New Analysis Reveals Google's AI Overviews Generates Hundreds of Thousands of Incorrect Answers Daily
Key Takeaways
- ▸AI Overviews achieves 90% accuracy on SimpleQA benchmarks, but generates tens of millions of incorrect answers daily when scaled across all Google searches
- ▸Google uses multiple models dynamically, often defaulting to faster but less accurate Gemini Flash variants to maintain search performance
- ▸Google contests the SimpleQA evaluation methodology, claiming it contains inaccurate information and doesn't reflect typical user searches
Summary
A new accuracy assessment of Google's AI Overviews, conducted by The New York Times in partnership with startup Oumi, found that the Gemini-powered search feature answers questions correctly 90 percent of the time—but the inverse means it produces incorrect answers at scale. Using OpenAI's SimpleQA benchmark, the analysis showed AI Overviews achieved 91 percent accuracy on Gemini 3, an improvement from 85 percent on the earlier Gemini 2.5 model. However, when extrapolated across all Google searches, this 9 percent error rate translates to tens of millions of incorrect answers per day.
The study documented specific examples of AI Overviews' failures, including confidently providing wrong dates for historical facts and contradicting verified information from authoritative sources like Wikipedia and official organization websites. Google disputed the findings, arguing that SimpleQA contains inaccuracies and doesn't reflect real-world search behavior, and noting that it prefers its own SimpleQA Verified benchmark with a more limited, vetted question set.

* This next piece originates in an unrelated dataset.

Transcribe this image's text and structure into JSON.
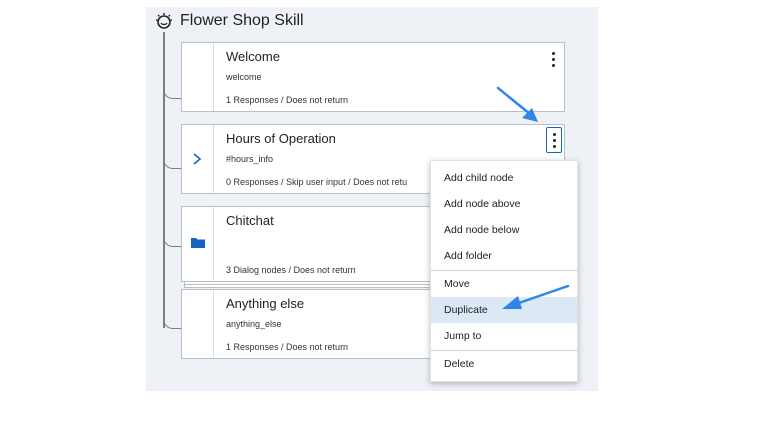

Google also revealed that AI Overviews doesn't use a single model but dynamically selects the appropriate model for each query—often defaulting to faster (and less accurate) Gemini Flash models to maintain search speed, rather than always using the more capable Gemini 3.1 Pro. This trade-off between speed and accuracy underscores the engineering challenges of deploying AI at Google's massive scale.
- Model evaluation in generative AI remains inconsistent across the industry, with companies preferring different benchmarks and metrics to demonstrate performance
Editorial Opinion
While 90 percent accuracy might sound acceptable in isolation, the scale of Google's search operations means even single-digit error rates translate to millions of false claims reaching users daily. The tension between speed and accuracy reveals a fundamental trade-off in deployed AI systems—Google's choice to use cheaper, faster models for most queries suggests the company prioritizes user experience over factual reliability. Google's dismissal of SimpleQA as a flawed benchmark feels defensive; regardless of the test's limitations, the core issue remains: AI Overviews confidently presents false information to users who may treat it as authoritative.